Une manifestation avant tout

Assister à l’une des manifestations artistiques qui jalonnent le parcours d’Amal, depuis la Syrie jusqu’au Royaume-Uni, c’est sans doute avant tout un geste politique. L’association Good Chance (fruit de la collaboration de Stephen Daldry, David Lan, Tracey Seaward et Naomi Webb) est constituée autour de l’idée de faire de la politique par le théâtre. Ici le théâtre est un medium, un moyen si l’on veut, mis au service d’une interpellation. Depuis la pièce The Jungle en 2015 (écrite à propos de la Jungle de Calais), l’équipe produit avant toute chose des objets propres à éveiller les consciences.

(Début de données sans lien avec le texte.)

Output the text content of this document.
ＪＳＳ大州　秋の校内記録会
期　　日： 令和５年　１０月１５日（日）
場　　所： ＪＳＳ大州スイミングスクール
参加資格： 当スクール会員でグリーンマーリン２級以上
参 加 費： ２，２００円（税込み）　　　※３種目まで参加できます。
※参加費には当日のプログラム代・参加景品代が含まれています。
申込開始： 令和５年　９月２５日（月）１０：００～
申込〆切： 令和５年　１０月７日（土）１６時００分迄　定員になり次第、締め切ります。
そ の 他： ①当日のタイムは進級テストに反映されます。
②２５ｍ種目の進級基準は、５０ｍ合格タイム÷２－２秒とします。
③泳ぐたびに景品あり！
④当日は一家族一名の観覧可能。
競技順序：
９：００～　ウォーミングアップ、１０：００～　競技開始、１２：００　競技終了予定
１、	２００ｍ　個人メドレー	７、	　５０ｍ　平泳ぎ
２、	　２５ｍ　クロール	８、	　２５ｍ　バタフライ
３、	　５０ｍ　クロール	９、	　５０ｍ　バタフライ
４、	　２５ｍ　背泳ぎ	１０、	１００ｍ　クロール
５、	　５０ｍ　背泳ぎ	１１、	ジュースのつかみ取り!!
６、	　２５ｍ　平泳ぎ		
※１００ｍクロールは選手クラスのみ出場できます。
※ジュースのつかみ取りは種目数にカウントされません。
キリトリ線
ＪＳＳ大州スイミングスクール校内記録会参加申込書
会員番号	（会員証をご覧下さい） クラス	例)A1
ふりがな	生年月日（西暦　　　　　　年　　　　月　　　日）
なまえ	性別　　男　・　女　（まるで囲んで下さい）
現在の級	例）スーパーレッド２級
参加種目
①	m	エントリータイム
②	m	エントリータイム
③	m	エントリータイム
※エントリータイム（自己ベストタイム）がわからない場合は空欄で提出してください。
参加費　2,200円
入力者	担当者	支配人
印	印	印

Se trouver dans l’assemblée de plusieurs centaines de personnes réunies autour d’Amal au pied de la mairie de Bobigny, c’est une forme de manifestation politique. Où l’adhésion est d’autant plus facile qu’il n’y a ni pancarte ni slogan, qu’on ne sait précisément ce que l’on revendique – si tant est que l’on ait la conscience ou l’intention de revendiquer quoi que ce soit – sinon le traitement décent et humain d’une enfant qui, malgré le fait qu’elle soit représentée par une effigie articulée de plus de 3 mètres de haut, reste une enfant, présumée fragile et triste et désorientée. Qui pourrait ne pas adhérer?

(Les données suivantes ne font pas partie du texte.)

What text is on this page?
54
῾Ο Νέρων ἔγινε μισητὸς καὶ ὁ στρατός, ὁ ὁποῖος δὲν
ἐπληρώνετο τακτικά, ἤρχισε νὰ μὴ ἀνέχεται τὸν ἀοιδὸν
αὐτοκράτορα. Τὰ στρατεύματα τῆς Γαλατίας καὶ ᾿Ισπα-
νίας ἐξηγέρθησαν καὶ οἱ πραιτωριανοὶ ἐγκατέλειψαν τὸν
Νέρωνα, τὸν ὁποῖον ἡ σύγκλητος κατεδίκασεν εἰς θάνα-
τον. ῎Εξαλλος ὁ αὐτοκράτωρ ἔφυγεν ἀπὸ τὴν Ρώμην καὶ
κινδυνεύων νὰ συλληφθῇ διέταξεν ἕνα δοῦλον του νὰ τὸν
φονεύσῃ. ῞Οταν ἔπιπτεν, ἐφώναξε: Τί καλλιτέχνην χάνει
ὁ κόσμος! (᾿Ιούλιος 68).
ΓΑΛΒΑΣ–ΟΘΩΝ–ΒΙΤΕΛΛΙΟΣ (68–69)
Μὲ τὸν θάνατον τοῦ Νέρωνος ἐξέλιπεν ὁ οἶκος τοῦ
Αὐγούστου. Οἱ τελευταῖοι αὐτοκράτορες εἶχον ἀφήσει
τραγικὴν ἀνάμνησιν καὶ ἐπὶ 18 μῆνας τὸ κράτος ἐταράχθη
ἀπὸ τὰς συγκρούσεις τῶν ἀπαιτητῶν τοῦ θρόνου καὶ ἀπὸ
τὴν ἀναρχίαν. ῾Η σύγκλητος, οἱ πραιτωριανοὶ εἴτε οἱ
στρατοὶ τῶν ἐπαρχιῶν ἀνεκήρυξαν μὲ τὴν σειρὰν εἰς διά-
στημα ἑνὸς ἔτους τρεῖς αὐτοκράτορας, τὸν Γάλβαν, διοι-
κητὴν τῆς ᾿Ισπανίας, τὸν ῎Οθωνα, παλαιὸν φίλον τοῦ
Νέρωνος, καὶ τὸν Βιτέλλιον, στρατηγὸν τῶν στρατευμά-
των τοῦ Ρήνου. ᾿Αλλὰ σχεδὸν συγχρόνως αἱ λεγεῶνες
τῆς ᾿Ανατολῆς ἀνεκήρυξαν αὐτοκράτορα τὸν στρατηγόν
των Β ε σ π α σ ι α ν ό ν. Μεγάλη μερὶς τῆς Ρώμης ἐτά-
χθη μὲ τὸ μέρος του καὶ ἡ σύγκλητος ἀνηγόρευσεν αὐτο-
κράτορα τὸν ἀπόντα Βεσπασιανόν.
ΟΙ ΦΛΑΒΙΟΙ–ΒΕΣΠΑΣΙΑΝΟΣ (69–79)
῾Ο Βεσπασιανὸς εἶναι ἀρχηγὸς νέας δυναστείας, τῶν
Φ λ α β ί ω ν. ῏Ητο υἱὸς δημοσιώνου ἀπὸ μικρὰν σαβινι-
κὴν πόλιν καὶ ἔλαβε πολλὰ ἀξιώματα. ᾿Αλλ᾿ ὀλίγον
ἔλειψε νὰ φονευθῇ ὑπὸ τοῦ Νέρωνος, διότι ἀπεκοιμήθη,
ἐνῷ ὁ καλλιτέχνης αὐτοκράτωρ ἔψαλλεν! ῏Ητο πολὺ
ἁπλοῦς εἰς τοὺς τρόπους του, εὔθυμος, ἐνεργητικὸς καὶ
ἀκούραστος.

On relève au passage que le procédé est habile. Pas seulement dans le choix d’une fillette comme métonymie d’une foule bigarrée de migrants aux trajectoires très diverses et qui ne sont pas tous aussi évidemment propices à susciter la même immédiate sympathie. Egalement dans le fait d’employer une marionnette, qui permet la mise à distance et la neutralisation d’une trop grande émotion, en même temps qu’elle permet de donner à l’effigie une apparence de vie et des proportions qui en font un excellent sujet de journal télévisé. Politique, mais surtout photogénique. Il n’en faut pas plus pour attirer les médias.

Un spectacle malgré tout

Le concept reste tout de même que la marionnette Amal, à chaque étape de son parcours, soit accueillie par les habitants de la localité, et par un dispositif artistique. C’est assez naturellement que les marionnettistes des pays traversés se sont mobilisés – comme le Théâtre de Marionnettes de Genève, ou les marionnettistes ardennais lors de la traversée de Charleville-Mézières. Amal s’est donc retrouvée à Bobigny mêlée aux personnages d’un spectacle adapté à son intention : Allebrilles de la cie Les Grandes Personnes, spectacle conçu par le regretté Christophe Evette.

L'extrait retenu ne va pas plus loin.